May 16, 2007 - Toronto, Ontario – Baffinland Iron Mines Corporation (TSX: BIM) (“Baffinland” or the “Company”) announced today that, due to overwhelming demand, it has increased the size of the previously announced issue, on a private placement basis, to 15,973,505 common shares on a “flow-through” basis at a price of $3.10 per flow-through share for gross proceeds of $49,517,865.50. The flow-through common shares will be offered for sale on a best efforts basis by a syndicate led by Raymond James Ltd., and including BMO Capital Markets, GMP Securities L.P., National Bank Financial Inc. and Loewen, Ondaatje, McCutcheon Limited.
Closing of the private placement, which is currently expected to occur on or about June 5, 2007, is subject to certain customary conditions, including, but not limited to, the execution of a formal agency agreement and definitive subscription agreements with the subscribers and the receipt by the Company of all necessary approvals and consents, including the approval of the Toronto Stock Exchange.
The proceeds of the private placement will be used to fund exploration at the Company’s 100% owned Mary River project, a high grade, potential direct-shipping iron ore operation located in Nunavut Territory, Canada.
This press release contains certain information that may constitute forward-looking information within the meaning of securities laws.
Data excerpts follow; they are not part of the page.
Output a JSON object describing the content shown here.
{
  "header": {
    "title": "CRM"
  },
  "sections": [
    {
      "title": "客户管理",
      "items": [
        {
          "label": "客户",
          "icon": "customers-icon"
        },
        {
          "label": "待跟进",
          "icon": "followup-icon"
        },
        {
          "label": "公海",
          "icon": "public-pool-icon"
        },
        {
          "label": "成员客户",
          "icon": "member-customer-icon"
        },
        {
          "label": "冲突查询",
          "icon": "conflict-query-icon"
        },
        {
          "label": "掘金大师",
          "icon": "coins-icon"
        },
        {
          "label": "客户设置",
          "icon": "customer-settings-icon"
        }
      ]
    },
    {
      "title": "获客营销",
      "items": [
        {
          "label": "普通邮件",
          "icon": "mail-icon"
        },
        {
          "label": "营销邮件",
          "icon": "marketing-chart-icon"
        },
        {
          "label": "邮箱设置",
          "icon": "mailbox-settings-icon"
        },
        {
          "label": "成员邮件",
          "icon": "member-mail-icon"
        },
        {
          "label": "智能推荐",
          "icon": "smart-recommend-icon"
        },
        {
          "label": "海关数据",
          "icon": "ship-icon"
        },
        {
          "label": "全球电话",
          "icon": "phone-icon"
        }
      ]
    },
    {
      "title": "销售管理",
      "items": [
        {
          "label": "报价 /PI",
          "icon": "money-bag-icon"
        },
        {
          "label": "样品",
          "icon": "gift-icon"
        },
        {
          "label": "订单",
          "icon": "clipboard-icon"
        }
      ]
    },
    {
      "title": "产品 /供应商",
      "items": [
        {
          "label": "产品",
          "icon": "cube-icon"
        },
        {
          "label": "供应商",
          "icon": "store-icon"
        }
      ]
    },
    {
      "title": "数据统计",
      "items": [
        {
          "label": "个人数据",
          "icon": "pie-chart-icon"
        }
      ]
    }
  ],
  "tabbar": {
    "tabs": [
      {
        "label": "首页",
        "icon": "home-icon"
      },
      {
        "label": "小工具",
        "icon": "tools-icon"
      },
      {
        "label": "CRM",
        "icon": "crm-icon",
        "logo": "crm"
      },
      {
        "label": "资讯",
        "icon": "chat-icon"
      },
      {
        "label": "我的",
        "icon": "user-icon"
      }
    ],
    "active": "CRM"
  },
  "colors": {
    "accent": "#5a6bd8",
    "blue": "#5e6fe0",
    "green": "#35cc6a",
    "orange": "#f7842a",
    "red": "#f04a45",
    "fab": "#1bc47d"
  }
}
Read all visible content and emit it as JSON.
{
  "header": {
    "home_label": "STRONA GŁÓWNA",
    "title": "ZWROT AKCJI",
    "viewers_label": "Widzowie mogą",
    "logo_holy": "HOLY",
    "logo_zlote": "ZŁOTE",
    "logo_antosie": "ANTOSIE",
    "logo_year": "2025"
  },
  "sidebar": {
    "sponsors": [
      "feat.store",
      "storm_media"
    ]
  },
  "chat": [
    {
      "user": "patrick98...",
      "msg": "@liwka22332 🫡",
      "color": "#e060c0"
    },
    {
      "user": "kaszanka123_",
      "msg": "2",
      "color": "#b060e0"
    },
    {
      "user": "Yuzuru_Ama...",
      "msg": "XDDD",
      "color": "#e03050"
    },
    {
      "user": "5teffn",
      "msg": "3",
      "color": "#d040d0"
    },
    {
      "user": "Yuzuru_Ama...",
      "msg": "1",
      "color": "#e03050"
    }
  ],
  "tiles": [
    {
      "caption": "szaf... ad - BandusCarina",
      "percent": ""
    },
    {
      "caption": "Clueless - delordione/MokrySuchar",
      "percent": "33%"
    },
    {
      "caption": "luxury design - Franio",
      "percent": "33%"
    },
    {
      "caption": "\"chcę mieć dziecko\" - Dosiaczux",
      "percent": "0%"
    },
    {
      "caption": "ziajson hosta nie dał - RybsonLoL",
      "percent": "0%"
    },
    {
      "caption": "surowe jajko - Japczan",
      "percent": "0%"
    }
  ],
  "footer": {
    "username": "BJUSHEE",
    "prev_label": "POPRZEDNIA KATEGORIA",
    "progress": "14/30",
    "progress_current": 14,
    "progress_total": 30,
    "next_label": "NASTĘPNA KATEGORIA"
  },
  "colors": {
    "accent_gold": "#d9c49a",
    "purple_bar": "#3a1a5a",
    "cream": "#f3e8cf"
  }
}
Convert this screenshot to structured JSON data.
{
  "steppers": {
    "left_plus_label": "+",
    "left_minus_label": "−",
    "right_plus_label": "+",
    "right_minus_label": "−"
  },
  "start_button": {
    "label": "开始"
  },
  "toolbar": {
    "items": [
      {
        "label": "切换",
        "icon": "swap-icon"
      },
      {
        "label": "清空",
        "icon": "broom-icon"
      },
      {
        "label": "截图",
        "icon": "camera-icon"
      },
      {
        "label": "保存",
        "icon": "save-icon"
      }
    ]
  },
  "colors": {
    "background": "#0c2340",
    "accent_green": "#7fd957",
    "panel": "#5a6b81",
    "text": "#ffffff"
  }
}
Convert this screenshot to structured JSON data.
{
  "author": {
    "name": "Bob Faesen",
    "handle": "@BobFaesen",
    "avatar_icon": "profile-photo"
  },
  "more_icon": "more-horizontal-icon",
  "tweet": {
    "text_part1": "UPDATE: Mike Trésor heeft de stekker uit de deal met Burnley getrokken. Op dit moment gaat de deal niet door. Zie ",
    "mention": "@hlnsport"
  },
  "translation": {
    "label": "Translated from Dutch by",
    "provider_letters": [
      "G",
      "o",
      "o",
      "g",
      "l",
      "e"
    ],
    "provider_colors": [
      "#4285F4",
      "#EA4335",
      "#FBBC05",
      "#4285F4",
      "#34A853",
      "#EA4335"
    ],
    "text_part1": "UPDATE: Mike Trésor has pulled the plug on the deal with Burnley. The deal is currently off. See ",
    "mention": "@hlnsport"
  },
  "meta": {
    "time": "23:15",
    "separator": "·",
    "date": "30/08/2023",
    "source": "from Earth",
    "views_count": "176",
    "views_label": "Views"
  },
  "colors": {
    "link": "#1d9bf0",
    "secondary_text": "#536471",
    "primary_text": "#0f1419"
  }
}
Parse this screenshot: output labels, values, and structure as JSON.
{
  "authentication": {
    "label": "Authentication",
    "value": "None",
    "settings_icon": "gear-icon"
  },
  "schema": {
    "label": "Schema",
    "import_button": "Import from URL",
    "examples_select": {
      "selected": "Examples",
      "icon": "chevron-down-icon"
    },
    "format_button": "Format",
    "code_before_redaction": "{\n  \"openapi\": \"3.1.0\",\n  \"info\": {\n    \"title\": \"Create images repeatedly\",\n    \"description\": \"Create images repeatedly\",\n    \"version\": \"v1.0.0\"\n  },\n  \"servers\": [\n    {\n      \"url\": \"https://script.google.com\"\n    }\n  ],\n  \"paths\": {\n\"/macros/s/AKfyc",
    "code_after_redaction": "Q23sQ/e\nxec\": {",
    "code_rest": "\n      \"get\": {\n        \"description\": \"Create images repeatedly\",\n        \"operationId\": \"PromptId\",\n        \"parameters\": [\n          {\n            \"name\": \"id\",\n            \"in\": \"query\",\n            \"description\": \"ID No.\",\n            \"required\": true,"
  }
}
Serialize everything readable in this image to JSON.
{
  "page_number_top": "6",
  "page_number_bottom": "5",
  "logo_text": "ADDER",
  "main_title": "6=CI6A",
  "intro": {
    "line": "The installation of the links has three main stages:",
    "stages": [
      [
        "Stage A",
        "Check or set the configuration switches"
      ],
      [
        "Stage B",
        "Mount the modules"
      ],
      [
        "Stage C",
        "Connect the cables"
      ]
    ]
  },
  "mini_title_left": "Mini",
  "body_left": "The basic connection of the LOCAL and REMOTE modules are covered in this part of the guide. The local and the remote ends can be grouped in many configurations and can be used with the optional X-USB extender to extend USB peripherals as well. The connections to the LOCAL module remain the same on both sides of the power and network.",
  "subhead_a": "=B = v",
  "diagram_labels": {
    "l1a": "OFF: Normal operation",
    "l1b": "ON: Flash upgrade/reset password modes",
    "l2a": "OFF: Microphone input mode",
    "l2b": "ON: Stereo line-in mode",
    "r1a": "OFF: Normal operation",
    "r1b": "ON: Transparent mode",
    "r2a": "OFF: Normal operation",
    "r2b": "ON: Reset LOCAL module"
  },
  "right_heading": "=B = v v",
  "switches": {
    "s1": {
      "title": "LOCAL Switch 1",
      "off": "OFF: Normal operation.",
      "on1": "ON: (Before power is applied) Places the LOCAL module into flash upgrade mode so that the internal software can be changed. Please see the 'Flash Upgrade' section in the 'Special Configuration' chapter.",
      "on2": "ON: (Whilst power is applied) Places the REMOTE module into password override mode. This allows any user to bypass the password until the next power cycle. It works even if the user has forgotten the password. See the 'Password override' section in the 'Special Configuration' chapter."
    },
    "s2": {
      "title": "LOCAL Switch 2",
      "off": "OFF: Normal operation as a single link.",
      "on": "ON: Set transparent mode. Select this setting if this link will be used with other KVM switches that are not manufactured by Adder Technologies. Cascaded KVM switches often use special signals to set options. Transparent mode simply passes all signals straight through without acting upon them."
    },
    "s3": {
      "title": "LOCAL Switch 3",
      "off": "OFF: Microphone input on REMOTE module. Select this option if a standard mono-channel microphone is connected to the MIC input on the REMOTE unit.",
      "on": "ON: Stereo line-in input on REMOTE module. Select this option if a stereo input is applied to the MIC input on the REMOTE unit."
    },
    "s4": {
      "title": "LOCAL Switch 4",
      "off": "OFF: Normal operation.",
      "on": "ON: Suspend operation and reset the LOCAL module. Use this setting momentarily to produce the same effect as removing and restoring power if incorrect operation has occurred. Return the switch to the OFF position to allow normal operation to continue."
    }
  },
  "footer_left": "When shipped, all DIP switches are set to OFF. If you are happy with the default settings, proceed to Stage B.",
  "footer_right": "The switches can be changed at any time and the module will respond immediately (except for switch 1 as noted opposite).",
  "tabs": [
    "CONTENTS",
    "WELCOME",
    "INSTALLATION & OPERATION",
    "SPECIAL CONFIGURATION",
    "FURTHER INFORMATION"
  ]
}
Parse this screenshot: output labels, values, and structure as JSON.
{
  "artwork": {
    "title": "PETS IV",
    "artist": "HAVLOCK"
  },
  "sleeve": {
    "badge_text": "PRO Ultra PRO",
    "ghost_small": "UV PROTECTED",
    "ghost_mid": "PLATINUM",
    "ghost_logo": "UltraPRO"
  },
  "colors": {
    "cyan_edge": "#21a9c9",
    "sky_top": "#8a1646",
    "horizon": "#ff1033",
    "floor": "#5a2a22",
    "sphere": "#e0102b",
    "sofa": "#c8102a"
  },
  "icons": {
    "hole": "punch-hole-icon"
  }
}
In some cases, forward-looking information can be identified by the use of terms such as “may”, “will”, “should”, “expect”, “plan”, “anticipate”, “believe”, “intend”, “estimate”, “predict”, “potential”, “continue” or other similar expressions concerning matters that are not historical facts. Particularly, information about the expected closing of the private placement and the potential for a direct-shipping iron ore operation is forward-looking information.
Forward-looking information is based on certain factors and assumptions regarding, among other things, expected mineral resources, iron ore prices and the feasibility of constructing and operating a direct-shipping iron ore mine at the Company’s Mary River project. While the Company considers these assumptions to be reasonable based on information currently available to it, they may prove to be incorrect. Forward looking-information is subject to certain factors, including risks and uncertainties that could cause actual results to differ materially from what is currently expected. These factors include risks relating to the closing of the private placement, exploration and development risks, risks relating to the worldwide price of, demand for and supply of iron ore and risks relating to the construction and operation of a mine at the Company’s Mary River project.
You should not place undue importance on forward-looking information and should not rely upon this information as of any other date. While the Company may elect to, the Company is under no obligation and does not undertake to update this information at any particular time.
The securities offered have not been registered under the U.S. Securities Act of 1933, as amended, and may not be offered or sold in the United States absent registration or any applicable exemption from the registration requirements. This press release does not constitute an offer to sell or the solicitation of an offer to buy nor will there be any sale of the securities in any state in which such offer, solicitation or sale would be unlawful.